A Characterization of Deterministic Sampling Patterns for Low-Rank Matrix Completion

TL;DR

This paper establishes deterministic conditions for finite and unique low-rank matrix completion, providing verifiable criteria and probabilistic guarantees under random sampling.

Contribution

It introduces deterministic sampling conditions for finite and unique completability in LRMC, extending beyond random sampling assumptions.

Findings

Deterministic conditions for finite completability derived.

High probability of satisfying conditions under uniform random sampling.
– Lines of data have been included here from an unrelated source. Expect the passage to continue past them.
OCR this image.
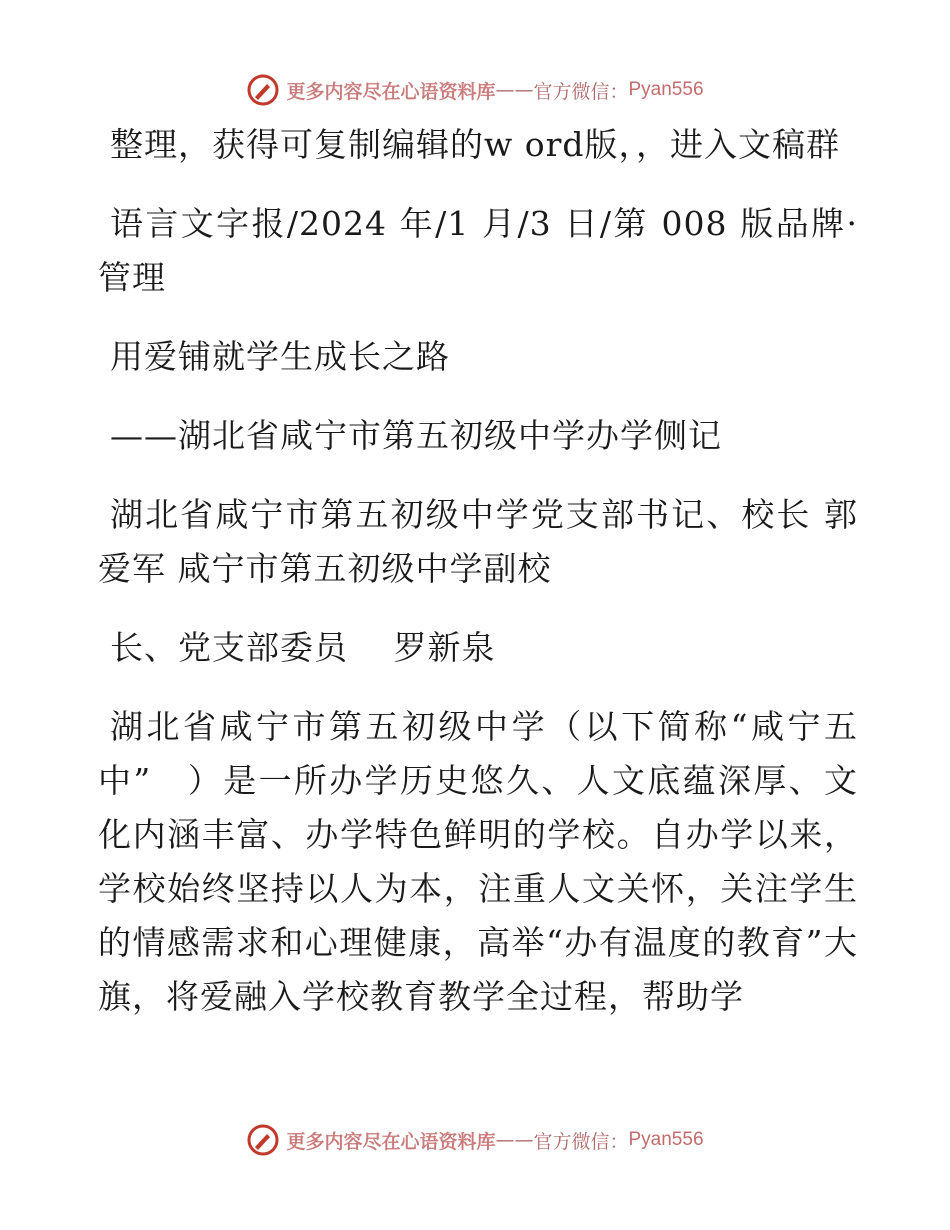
更多内容尽在心语资料库 —— 官方微信： Pyan556

整理，获得可复制编辑的w ord版，，进入文稿群

语言文字报/2024 年/1 月/3 日/第 008 版品牌·管理

用爱铺就学生成长之路

——湖北省咸宁市第五初级中学办学侧记

湖北省咸宁市第五初级中学党支部书记、校长 郭爱军 咸宁市第五初级中学副校

长、党支部委员　 罗新泉

湖北省咸宁市第五初级中学（以下简称“咸宁五中”　）是一所办学历史悠久、人文底蕴深厚、文化内涵丰富、办学特色鲜明的学校。自办学以来，学校始终坚持以人为本，注重人文关怀，关注学生的情感需求和心理健康，高举“办有温度的教育”大旗，将爱融入学校教育教学全过程，帮助学

更多内容尽在心语资料库 —— 官方微信： Pyan556
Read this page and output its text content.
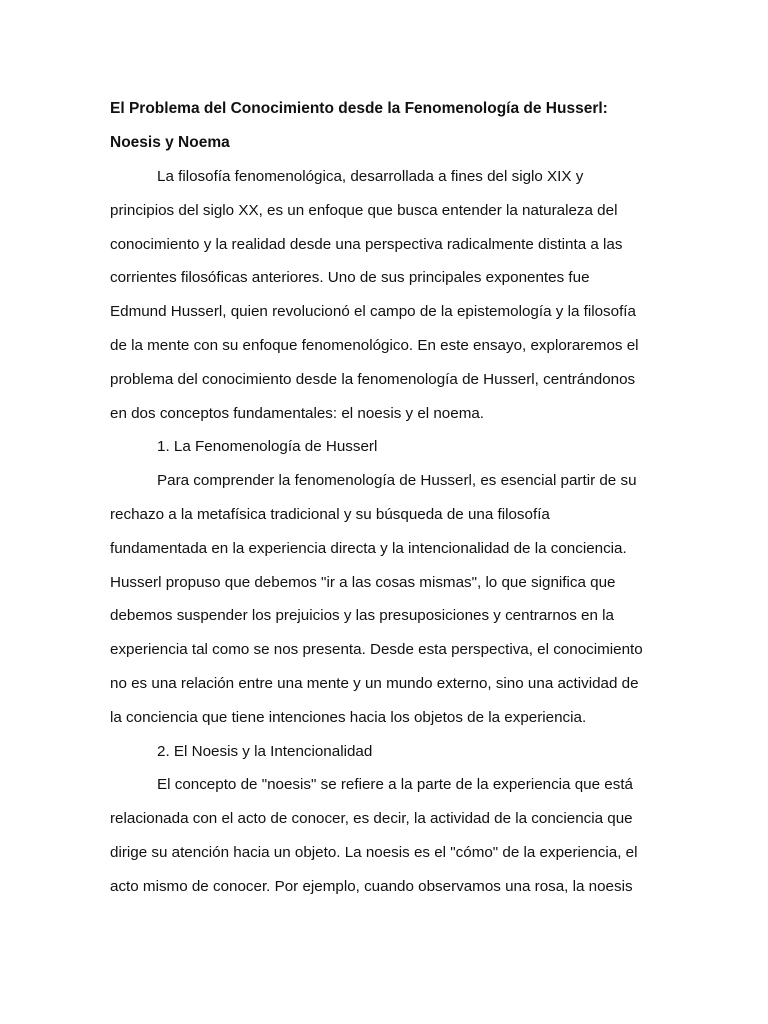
El Problema del Conocimiento desde la Fenomenología de Husserl:
Noesis y Noema
La filosofía fenomenológica, desarrollada a fines del siglo XIX y
principios del siglo XX, es un enfoque que busca entender la naturaleza del
conocimiento y la realidad desde una perspectiva radicalmente distinta a las
corrientes filosóficas anteriores. Uno de sus principales exponentes fue
Edmund Husserl, quien revolucionó el campo de la epistemología y la filosofía
de la mente con su enfoque fenomenológico. En este ensayo, exploraremos el
problema del conocimiento desde la fenomenología de Husserl, centrándonos
en dos conceptos fundamentales: el noesis y el noema.
1. La Fenomenología de Husserl
Para comprender la fenomenología de Husserl, es esencial partir de su
rechazo a la metafísica tradicional y su búsqueda de una filosofía
fundamentada en la experiencia directa y la intencionalidad de la conciencia.
Husserl propuso que debemos "ir a las cosas mismas", lo que significa que
debemos suspender los prejuicios y las presuposiciones y centrarnos en la
experiencia tal como se nos presenta. Desde esta perspectiva, el conocimiento
no es una relación entre una mente y un mundo externo, sino una actividad de
la conciencia que tiene intenciones hacia los objetos de la experiencia.
2. El Noesis y la Intencionalidad
El concepto de "noesis" se refiere a la parte de la experiencia que está
relacionada con el acto de conocer, es decir, la actividad de la conciencia que
dirige su atención hacia un objeto. La noesis es el "cómo" de la experiencia, el
acto mismo de conocer. Por ejemplo, cuando observamos una rosa, la noesis
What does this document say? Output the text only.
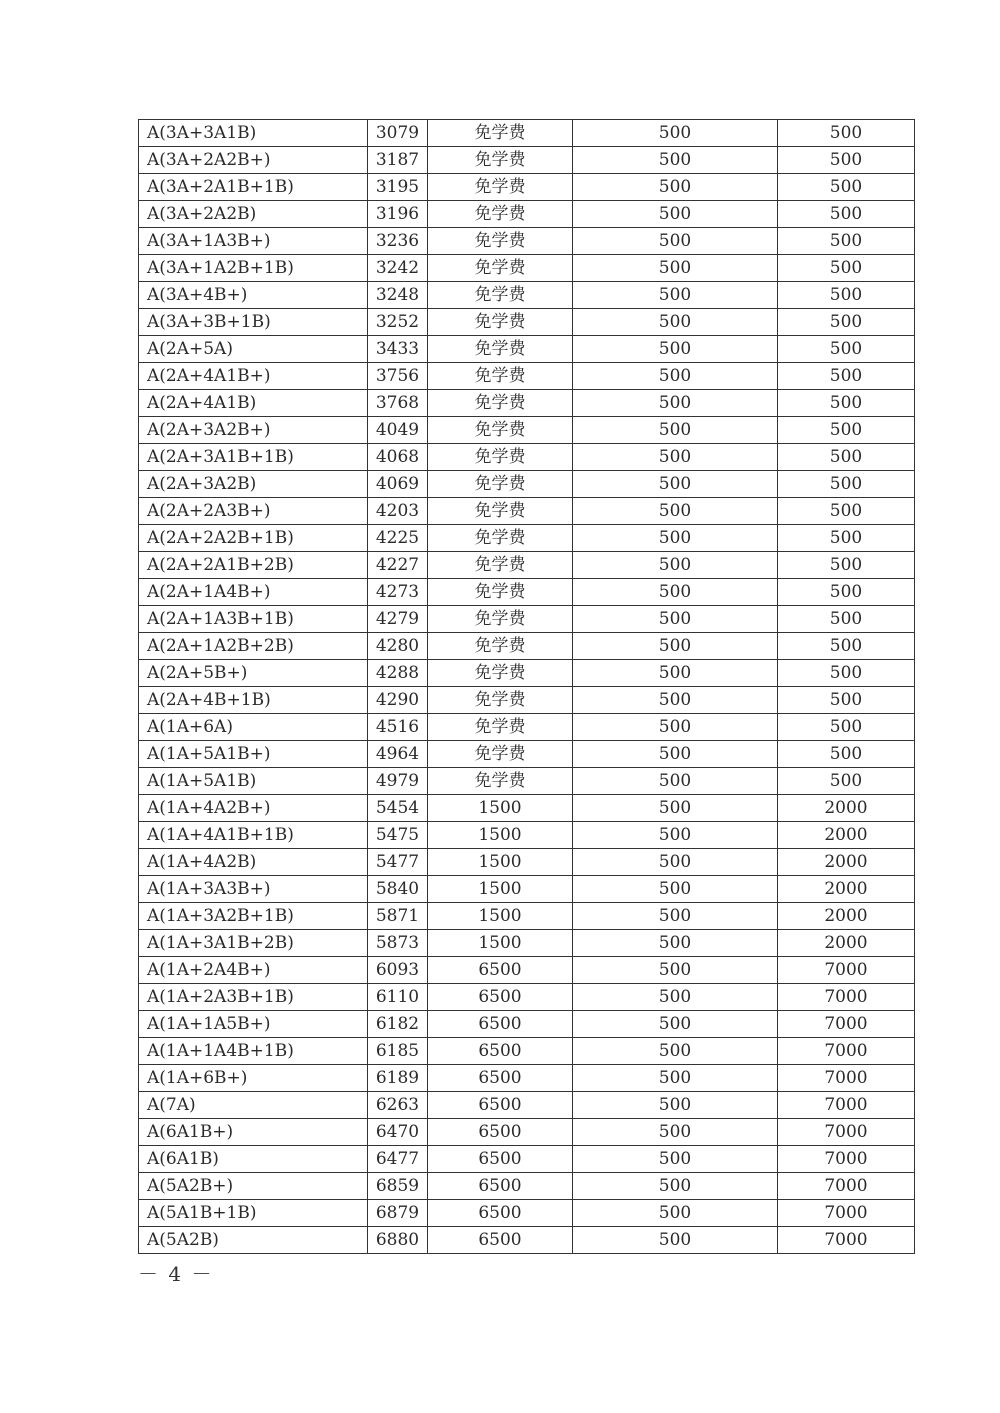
A(3A+3A1B)	3079	免学费	500	500
A(3A+2A2B+)	3187	免学费	500	500
A(3A+2A1B+1B)	3195	免学费	500	500
A(3A+2A2B)	3196	免学费	500	500
A(3A+1A3B+)	3236	免学费	500	500
A(3A+1A2B+1B)	3242	免学费	500	500
A(3A+4B+)	3248	免学费	500	500
A(3A+3B+1B)	3252	免学费	500	500
A(2A+5A)	3433	免学费	500	500
A(2A+4A1B+)	3756	免学费	500	500
A(2A+4A1B)	3768	免学费	500	500
A(2A+3A2B+)	4049	免学费	500	500
A(2A+3A1B+1B)	4068	免学费	500	500
A(2A+3A2B)	4069	免学费	500	500
A(2A+2A3B+)	4203	免学费	500	500
A(2A+2A2B+1B)	4225	免学费	500	500
A(2A+2A1B+2B)	4227	免学费	500	500
A(2A+1A4B+)	4273	免学费	500	500
A(2A+1A3B+1B)	4279	免学费	500	500
A(2A+1A2B+2B)	4280	免学费	500	500
A(2A+5B+)	4288	免学费	500	500
A(2A+4B+1B)	4290	免学费	500	500
A(1A+6A)	4516	免学费	500	500
A(1A+5A1B+)	4964	免学费	500	500
A(1A+5A1B)	4979	免学费	500	500
A(1A+4A2B+)	5454	1500	500	2000
A(1A+4A1B+1B)	5475	1500	500	2000
A(1A+4A2B)	5477	1500	500	2000
A(1A+3A3B+)	5840	1500	500	2000
A(1A+3A2B+1B)	5871	1500	500	2000
A(1A+3A1B+2B)	5873	1500	500	2000
A(1A+2A4B+)	6093	6500	500	7000
A(1A+2A3B+1B)	6110	6500	500	7000
A(1A+1A5B+)	6182	6500	500	7000
A(1A+1A4B+1B)	6185	6500	500	7000
A(1A+6B+)	6189	6500	500	7000
A(7A)	6263	6500	500	7000
A(6A1B+)	6470	6500	500	7000
A(6A1B)	6477	6500	500	7000
A(5A2B+)	6859	6500	500	7000
A(5A1B+1B)	6879	6500	500	7000
A(5A2B)	6880	6500	500	7000
－ 4 －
Implications for sample complexity and validation of completion algorithms.

Abstract

Low-rank matrix completion (LRMC) problems arise in a wide variety of applications. Previous theory mainly provides conditions for completion under missing-at-random samplings. This paper studies deterministic conditions for completion. An incomplete $d \times N$ matrix is finitely rank-$r$ completable if there are at most finitely many rank-$r$ matrices that agree with all its observed entries. Finite completability is the tipping point in LRMC, as a few additional samples of a finitely completable matrix guarantee its unique completability. The main contribution of this paper is a deterministic sampling condition for finite completability. We use this to also derive deterministic sampling conditions for unique completability that can be efficiently verified. We also show that under uniform random sampling schemes, these conditions are satisfied with high probability if $O(\max\{r,\log d\})$ entries per column are observed. These findings have several implications on LRMC regarding lower bounds, sample and computational complexity, the role of coherence, adaptive settings and the validation of any completion algorithm. We complement our theoretical results with experiments that support our findings and motivate future analysis of uncharted sampling regimes.